Taking derivatives is as easy as calling {func}~jax.grad. {func}~jax.grad and {func}~jax.jit compose and can be mixed arbitrarily. In the above example we jitted sum_logistic and then took its derivative. We can go further:

:id: TO4g8ny-OEi4
:outputId: 1a0421e6-60e9-42e3-dc9c-e558a69bbf17

print(grad(jit(grad(jit(grad(sum_logistic)))))(1.0))

+++ {"id": "yCJ5feKvhnBJ"}

For more advanced autodiff, you can use {func}jax.vjp for reverse-mode vector-Jacobian products and {func}jax.jvp for forward-mode Jacobian-vector products. The two can be composed arbitrarily with one another, and with other JAX transformations. Here's one way to compose them to make a function that efficiently computes full Hessian matrices:

:id: Z-JxbiNyhxEW

from jax import jacfwd, jacrev
def hessian(fun):
  return jit(jacfwd(jacrev(fun)))

+++ {"id": "TI4nPsGafxbL"}

Auto-vectorization with {func}~jax.vmap

+++ {"id": "PcxkONy5aius"}

JAX has one more transformation in its API that you might find useful: {func}~jax.vmap, the vectorizing map. It has the familiar semantics of mapping a function along array axes, but instead of keeping the loop on the outside, it pushes the loop down into a functions primitive operations for better performance. When composed with {func}~jax.jit, it can be just as fast as adding the batch dimensions by hand.

+++ {"id": "TPiX4y-bWLFS"}

We're going to work with a simple example, and promote matrix-vector products into matrix-matrix products using {func}~jax.vmap. Although this is easy to do by hand in this specific case, the same technique can apply to more complicated functions.

:id: 8w0Gpsn8WYYj

mat = random.normal(key, (150, 100))
batched_x = random.normal(key, (10, 100))

def apply_matrix(v):
  return jnp.dot(mat, v)

+++ {"id": "0zWsc0RisQWx"}

Given a function such as apply_matrix, we can loop over a batch dimension in Python, but usually the performance of doing so is poor.

:id: KWVc9BsZv0Ki
:outputId: bea78b6d-cd17-45e6-c361-1c55234e77c0

def naively_batched_apply_matrix(v_batched):
  return jnp.stack([apply_matrix(v) for v in v_batched])

print('Naively batched')
%timeit naively_batched_apply_matrix(batched_x).block_until_ready()

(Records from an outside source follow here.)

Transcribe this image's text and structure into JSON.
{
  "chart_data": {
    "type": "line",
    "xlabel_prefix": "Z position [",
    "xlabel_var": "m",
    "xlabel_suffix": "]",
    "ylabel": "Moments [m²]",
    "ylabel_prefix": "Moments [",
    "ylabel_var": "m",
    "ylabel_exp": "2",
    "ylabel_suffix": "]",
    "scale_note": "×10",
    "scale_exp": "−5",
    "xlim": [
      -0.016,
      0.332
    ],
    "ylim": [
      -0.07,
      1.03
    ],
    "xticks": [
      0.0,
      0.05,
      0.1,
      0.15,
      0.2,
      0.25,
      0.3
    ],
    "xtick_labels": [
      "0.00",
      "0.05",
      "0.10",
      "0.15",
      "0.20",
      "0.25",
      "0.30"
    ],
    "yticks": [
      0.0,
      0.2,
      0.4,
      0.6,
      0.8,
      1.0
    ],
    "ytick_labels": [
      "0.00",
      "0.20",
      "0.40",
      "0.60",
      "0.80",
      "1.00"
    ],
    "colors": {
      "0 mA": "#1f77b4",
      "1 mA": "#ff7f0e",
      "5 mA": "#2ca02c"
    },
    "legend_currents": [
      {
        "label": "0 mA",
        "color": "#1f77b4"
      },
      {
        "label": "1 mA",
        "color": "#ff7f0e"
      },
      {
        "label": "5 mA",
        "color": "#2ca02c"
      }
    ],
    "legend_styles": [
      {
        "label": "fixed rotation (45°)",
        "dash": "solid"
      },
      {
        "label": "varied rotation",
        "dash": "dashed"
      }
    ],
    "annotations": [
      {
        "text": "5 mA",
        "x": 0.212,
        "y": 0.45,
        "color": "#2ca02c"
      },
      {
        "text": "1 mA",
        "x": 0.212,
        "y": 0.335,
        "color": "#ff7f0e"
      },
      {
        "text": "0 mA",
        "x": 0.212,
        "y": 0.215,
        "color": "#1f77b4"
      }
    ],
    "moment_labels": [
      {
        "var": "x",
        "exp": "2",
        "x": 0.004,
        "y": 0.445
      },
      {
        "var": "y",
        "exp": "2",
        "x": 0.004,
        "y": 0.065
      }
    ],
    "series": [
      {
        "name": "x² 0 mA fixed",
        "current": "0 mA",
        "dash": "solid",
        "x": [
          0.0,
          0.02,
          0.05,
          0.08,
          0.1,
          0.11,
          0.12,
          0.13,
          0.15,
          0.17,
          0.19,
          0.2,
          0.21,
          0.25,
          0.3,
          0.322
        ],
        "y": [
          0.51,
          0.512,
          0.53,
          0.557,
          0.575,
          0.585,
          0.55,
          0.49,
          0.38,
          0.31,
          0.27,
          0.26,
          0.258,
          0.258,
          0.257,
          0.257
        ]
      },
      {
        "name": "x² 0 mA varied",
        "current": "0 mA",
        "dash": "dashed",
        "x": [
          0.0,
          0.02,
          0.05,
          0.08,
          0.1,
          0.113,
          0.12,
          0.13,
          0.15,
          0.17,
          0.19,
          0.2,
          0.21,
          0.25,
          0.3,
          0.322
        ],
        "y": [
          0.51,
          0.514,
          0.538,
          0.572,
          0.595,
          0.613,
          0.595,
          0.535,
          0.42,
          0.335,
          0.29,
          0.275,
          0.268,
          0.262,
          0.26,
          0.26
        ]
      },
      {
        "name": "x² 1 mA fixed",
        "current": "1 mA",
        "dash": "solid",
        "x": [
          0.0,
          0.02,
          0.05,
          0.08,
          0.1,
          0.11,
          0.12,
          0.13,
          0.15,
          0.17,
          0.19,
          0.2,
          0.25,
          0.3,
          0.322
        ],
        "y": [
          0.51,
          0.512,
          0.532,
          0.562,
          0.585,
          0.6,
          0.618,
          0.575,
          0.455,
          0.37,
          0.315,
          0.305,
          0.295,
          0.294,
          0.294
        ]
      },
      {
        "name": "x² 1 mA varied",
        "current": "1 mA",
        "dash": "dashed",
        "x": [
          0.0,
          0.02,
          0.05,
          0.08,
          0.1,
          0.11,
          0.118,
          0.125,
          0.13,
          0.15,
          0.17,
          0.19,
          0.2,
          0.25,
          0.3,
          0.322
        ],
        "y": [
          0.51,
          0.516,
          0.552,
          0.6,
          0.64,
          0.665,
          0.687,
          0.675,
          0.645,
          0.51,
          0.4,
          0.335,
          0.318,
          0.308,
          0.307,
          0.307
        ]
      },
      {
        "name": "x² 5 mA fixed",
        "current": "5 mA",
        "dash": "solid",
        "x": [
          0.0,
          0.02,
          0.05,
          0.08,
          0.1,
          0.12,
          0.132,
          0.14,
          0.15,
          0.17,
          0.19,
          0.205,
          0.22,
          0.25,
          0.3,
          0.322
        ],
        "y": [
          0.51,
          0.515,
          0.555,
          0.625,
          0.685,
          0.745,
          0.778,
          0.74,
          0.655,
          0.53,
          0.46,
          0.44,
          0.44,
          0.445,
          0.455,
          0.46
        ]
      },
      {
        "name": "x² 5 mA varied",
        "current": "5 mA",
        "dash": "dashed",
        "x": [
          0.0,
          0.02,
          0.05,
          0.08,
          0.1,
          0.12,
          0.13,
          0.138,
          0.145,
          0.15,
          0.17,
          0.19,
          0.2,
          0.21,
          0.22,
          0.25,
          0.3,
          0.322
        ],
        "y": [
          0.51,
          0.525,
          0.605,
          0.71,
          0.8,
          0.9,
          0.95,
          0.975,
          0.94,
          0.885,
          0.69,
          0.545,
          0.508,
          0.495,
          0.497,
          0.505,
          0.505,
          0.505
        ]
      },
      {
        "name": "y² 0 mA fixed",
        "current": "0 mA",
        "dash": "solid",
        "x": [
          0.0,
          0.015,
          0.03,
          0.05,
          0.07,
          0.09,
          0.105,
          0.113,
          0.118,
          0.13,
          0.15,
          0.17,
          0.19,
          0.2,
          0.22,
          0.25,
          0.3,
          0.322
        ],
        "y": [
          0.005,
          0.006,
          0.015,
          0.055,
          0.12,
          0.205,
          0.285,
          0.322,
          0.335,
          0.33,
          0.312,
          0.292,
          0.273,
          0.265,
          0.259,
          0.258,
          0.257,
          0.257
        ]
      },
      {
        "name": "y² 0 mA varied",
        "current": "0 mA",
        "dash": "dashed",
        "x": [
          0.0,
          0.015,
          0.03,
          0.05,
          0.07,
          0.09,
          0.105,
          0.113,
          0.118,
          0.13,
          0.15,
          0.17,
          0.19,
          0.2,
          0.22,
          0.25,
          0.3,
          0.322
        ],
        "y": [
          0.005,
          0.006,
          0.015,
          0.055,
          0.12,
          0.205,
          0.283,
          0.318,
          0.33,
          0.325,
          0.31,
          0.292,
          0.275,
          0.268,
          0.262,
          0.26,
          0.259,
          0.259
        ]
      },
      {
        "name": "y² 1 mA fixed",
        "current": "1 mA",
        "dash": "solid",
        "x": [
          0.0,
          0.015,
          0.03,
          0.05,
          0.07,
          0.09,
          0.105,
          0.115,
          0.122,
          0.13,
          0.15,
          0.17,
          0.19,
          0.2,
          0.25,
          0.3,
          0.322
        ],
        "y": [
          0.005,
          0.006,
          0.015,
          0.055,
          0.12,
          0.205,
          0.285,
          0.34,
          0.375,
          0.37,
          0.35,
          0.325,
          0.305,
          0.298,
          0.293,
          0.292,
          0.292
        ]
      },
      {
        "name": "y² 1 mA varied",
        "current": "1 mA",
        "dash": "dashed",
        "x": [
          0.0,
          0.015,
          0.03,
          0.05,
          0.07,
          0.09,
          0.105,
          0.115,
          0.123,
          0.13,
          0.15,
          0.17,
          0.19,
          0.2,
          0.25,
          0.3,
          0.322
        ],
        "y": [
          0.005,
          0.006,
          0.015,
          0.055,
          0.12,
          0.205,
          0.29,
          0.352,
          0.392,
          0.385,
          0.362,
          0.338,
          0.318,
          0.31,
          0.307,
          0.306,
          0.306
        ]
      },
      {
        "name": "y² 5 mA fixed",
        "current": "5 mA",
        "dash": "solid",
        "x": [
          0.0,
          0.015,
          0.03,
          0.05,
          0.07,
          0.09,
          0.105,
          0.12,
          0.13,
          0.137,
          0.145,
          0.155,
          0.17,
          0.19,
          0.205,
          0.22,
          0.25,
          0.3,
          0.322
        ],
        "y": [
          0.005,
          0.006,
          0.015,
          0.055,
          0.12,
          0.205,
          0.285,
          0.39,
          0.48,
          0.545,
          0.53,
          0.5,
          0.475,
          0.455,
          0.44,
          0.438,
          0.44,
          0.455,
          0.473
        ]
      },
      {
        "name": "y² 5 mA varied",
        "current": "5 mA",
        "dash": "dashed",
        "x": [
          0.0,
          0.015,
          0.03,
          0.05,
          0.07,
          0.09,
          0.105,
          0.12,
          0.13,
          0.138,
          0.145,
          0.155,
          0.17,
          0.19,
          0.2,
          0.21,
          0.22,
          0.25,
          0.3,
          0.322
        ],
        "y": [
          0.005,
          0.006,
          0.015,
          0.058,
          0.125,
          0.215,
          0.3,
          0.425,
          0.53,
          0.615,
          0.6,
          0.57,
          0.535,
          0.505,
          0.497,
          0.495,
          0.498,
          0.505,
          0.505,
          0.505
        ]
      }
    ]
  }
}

+++ {"id": "qHfKaLE9stbA"}

We know how to batch this operation manually. In this case, jnp.dot handles extra batch dimensions transparently.

:id: ipei6l8nvrzH
:outputId: 335cdc4c-c603-497b-fc88-3fa37c5630c2

@jit
def batched_apply_matrix(v_batched):
  return jnp.dot(v_batched, mat.T)

print('Manually batched')
%timeit batched_apply_matrix(batched_x).block_until_ready()

+++ {"id": "1eF8Nhb-szAb"}

However, suppose we had a more complicated function without batching support. We can use {func}~jax.vmap to add batching support automatically.

:id: 67Oeknf5vuCl
:outputId: 9c680e74-ebb5-4563-ebfc-869fd82de091

@jit
def vmap_batched_apply_matrix(v_batched):
  return vmap(apply_matrix)(v_batched)

print('Auto-vectorized with vmap')
%timeit vmap_batched_apply_matrix(batched_x).block_until_ready()

+++ {"id": "pYVl3Z2nbZhO"}

Of course, {func}~jax.vmap can be arbitrarily composed with {func}~jax.jit, {func}~jax.grad, and any other JAX transformation.

+++ {"id": "WwNnjaI4th_8"}

This is just a taste of what JAX can do. We're really excited to see what you do with it!